To me, that is one of the problems. Green can be so many different colours, yellowy greens, bluey greens, bright apple green, fluorescent green (or is that yellow?) and soft grey greens, and it would help if we used more words to describe it.

So the pp who said her hall is lilac and others said grey, yes of course, a colour can be on that border, and switch according to light and shade, daylight and electric light, even summer and winter

ColdNovemberRain · 11/02/2020 12:56

A few years ago, I put a pair of trousers into the menders, and promptly lost my ticket for retrieving them so I had to describe them - dark green cropped trousers, size x, label y... The woman in the shop kept telling me she had no trousers matching that description but she did have a pair of brown trousers which came very close. After an eternity of each of us arguing that the trousers in question couldn't be the right ones because I was looking for green and she had brown, she brought the "brown" trousers out. They were my green ones. This prompted the woman to yell across to a colleague that her job was difficult enough without stupid customers who can't even describe their own clothes properly.

I had assumed the issue was hers but reading this thread has made me realise that I've often had the lilac/grey mix-up and wonder if I've had a problem all along. If so, apologies to the woman in the mending shop (although she was rude - and yes, I know the problem stemmed from me losing my ticket in the first place...)

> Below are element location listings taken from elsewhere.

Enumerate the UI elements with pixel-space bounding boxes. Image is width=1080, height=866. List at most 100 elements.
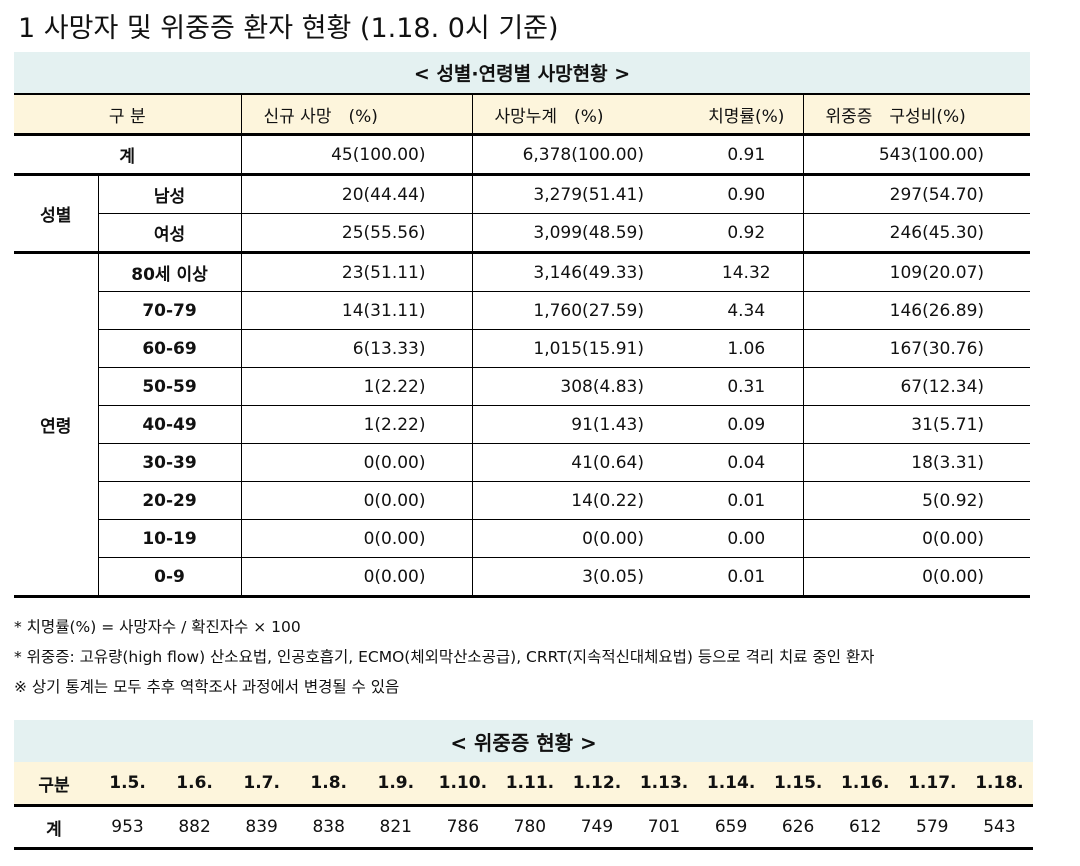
cell: 3,279(51.41) xyxy=(471,174,690,214)
row-label: 70-79 xyxy=(97,291,241,330)
row-label: 40-49 xyxy=(97,405,241,444)
cell: 626 xyxy=(764,805,832,850)
cell: 1(2.22) xyxy=(240,367,472,406)
data-row: 60-69 6(13.33) 1,015(15.91) 1.06 167(30.76) xyxy=(14,329,1031,368)
header-row: 구 분 신규 사망 (%) 사망누계 (%) 치명률(%) 위중증 구성비(%) xyxy=(14,93,1031,136)
cell: 0.01 xyxy=(690,481,803,520)
data-row: 70-79 14(31.11) 1,760(27.59) 4.34 146(26.89) xyxy=(14,291,1031,330)
cell: 23(51.11) xyxy=(240,252,472,292)
row-label: 0-9 xyxy=(97,557,241,598)
cell: 0.31 xyxy=(690,367,803,406)
cell: 1.06 xyxy=(690,329,803,368)
header-cell: 1.16. xyxy=(831,762,899,807)
cell: 659 xyxy=(697,805,765,850)
cell: 0(0.00) xyxy=(240,519,472,558)
header-cell: 1.12. xyxy=(563,762,631,807)
table-caption: < 위중증 현황 > xyxy=(14,720,1034,762)
cell: 6(13.33) xyxy=(240,329,472,368)
cell: 308(4.83) xyxy=(471,367,690,406)
cell: 25(55.56) xyxy=(240,213,472,254)
cell: 0.00 xyxy=(690,519,803,558)
cell: 0.92 xyxy=(690,213,803,254)
data-row: 20-29 0(0.00) 14(0.22) 0.01 5(0.92) xyxy=(14,481,1031,520)
data-row: 계 953 882 839 838 821 786 780 749 701 659 626 612 579… xyxy=(14,805,1034,850)
cell: 0.04 xyxy=(690,443,803,482)
cell: 612 xyxy=(831,805,899,850)
note: ※ 상기 통계는 모두 추후 역학조사 과정에서 변경될 수 있음 xyxy=(14,678,400,696)
group-label: 연령 xyxy=(14,252,98,598)
data-row: 50-59 1(2.22) 308(4.83) 0.31 67(12.34) xyxy=(14,367,1031,406)
cell: 91(1.43) xyxy=(471,405,690,444)
cell: 67(12.34) xyxy=(802,367,1031,406)
data-row: 성별 남성 20(44.44) 3,279(51.41) 0.90 297(54.70) xyxy=(14,174,1031,254)
row-label: 10-19 xyxy=(97,519,241,558)
header-cell: 치명률(%) xyxy=(690,93,803,136)
total-row: 계 45(100.00) 6,378(100.00) 0.91 543(100.00) xyxy=(14,134,1031,176)
note: * 위중증: 고유량(high flow) 산소요법, 인공호흡기, ECMO(… xyxy=(14,648,875,666)
cell: 701 xyxy=(630,805,698,850)
header-cell: 1.5. xyxy=(94,762,162,807)
cell: 0(0.00) xyxy=(802,557,1031,598)
cell: 31(5.71) xyxy=(802,405,1031,444)
data-row: 여성 25(55.56) 3,099(48.59) 0.92 246(45.30) xyxy=(14,213,1031,254)
cell: 839 xyxy=(228,805,296,850)
cell: 3,099(48.59) xyxy=(471,213,690,254)
cell: 1(2.22) xyxy=(240,405,472,444)
death-table: < 성별·연령별 사망현황 > 구 분 신규 사망 (%) 사망누계 (%) 치명률(%… xyxy=(14,52,1031,598)
cell: 14(0.22) xyxy=(471,481,690,520)
header-cell: 1.8. xyxy=(295,762,363,807)
data-row: 연령 80세 이상 23(51.11) 3,146(49.33) 14.32 109(20… xyxy=(14,252,1031,598)
cell: 0(0.00) xyxy=(240,481,472,520)
cell: 1,015(15.91) xyxy=(471,329,690,368)
page-title: 1 사망자 및 위중증 환자 현황 (1.18. 0시 기준) xyxy=(18,13,559,44)
cell: 167(30.76) xyxy=(802,329,1031,368)
cell: 14(31.11) xyxy=(240,291,472,330)
data-row: 10-19 0(0.00) 0(0.00) 0.00 0(0.00) xyxy=(14,519,1031,558)
header-cell: 1.9. xyxy=(362,762,430,807)
cell: 0.09 xyxy=(690,405,803,444)
cell: 749 xyxy=(563,805,631,850)
header-cell: 사망누계 (%) xyxy=(471,93,690,136)
cell: 780 xyxy=(496,805,564,850)
cell: 0.91 xyxy=(690,134,803,176)
header-cell: 1.18. xyxy=(965,762,1034,807)
cell: 0(0.00) xyxy=(240,557,472,598)
data-row: 40-49 1(2.22) 91(1.43) 0.09 31(5.71) xyxy=(14,405,1031,444)
row-label: 60-69 xyxy=(97,329,241,368)
cell: 45(100.00) xyxy=(240,134,472,176)
cell: 0(0.00) xyxy=(240,443,472,482)
row-label: 남성 xyxy=(97,174,241,214)
cell: 0.01 xyxy=(690,557,803,598)
cell: 543(100.00) xyxy=(802,134,1031,176)
row-label: 여성 xyxy=(97,213,241,254)
cell: 0(0.00) xyxy=(471,519,690,558)
cell: 882 xyxy=(161,805,229,850)
notes: * 치명률(%) = 사망자수 / 확진자수 × 100 * 위중증: 고유량(h… xyxy=(14,612,874,702)
header-cell: 1.17. xyxy=(898,762,966,807)
caption-row: < 성별·연령별 사망현황 > xyxy=(14,52,1031,94)
header-row: 구분 1.5. 1.6. 1.7. 1.8. 1.9. 1.10. 1.11. 1.12. 1.1… xyxy=(14,762,1034,807)
row-label: 30-39 xyxy=(97,443,241,482)
cell: 579 xyxy=(898,805,966,850)
cell: 109(20.07) xyxy=(802,252,1031,292)
cell: 14.32 xyxy=(690,252,803,292)
header-cell: 1.11. xyxy=(496,762,564,807)
cell: 18(3.31) xyxy=(802,443,1031,482)
row-label: 20-29 xyxy=(97,481,241,520)
header-cell: 1.14. xyxy=(697,762,765,807)
cell: 5(0.92) xyxy=(802,481,1031,520)
data-row: 30-39 0(0.00) 41(0.64) 0.04 18(3.31) xyxy=(14,443,1031,482)
header-cell: 1.10. xyxy=(429,762,497,807)
header-cell: 1.7. xyxy=(228,762,296,807)
cell: 0.90 xyxy=(690,174,803,214)
cell: 146(26.89) xyxy=(802,291,1031,330)
note: * 치명률(%) = 사망자수 / 확진자수 × 100 xyxy=(14,618,301,636)
header-cell: 1.15. xyxy=(764,762,832,807)
header-cell: 신규 사망 (%) xyxy=(240,93,472,136)
cell: 4.34 xyxy=(690,291,803,330)
cell: 953 xyxy=(94,805,162,850)
data-row: 0-9 0(0.00) 3(0.05) 0.01 0(0.00) xyxy=(14,557,1031,598)
header-cell: 구 분 xyxy=(14,93,241,136)
caption-row: < 위중증 현황 > xyxy=(14,720,1034,762)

ToriaPumpkin · 11/02/2020 13:24

My son is partially colourblind. Not strong enough that most people would notice but it was picked up at an eye test when he was five so we've been aware of it for a while. The first time it properly presented was last week (he's eight now) when he asked me about a green light on my car dashboard that's actually orange. Apparently he inherited it (along with his eye colour and hair colour) from my dad! He thinks it's very cool and was desperate to tell everyone in his class, especially as the optician who spotted it has a boy in his class.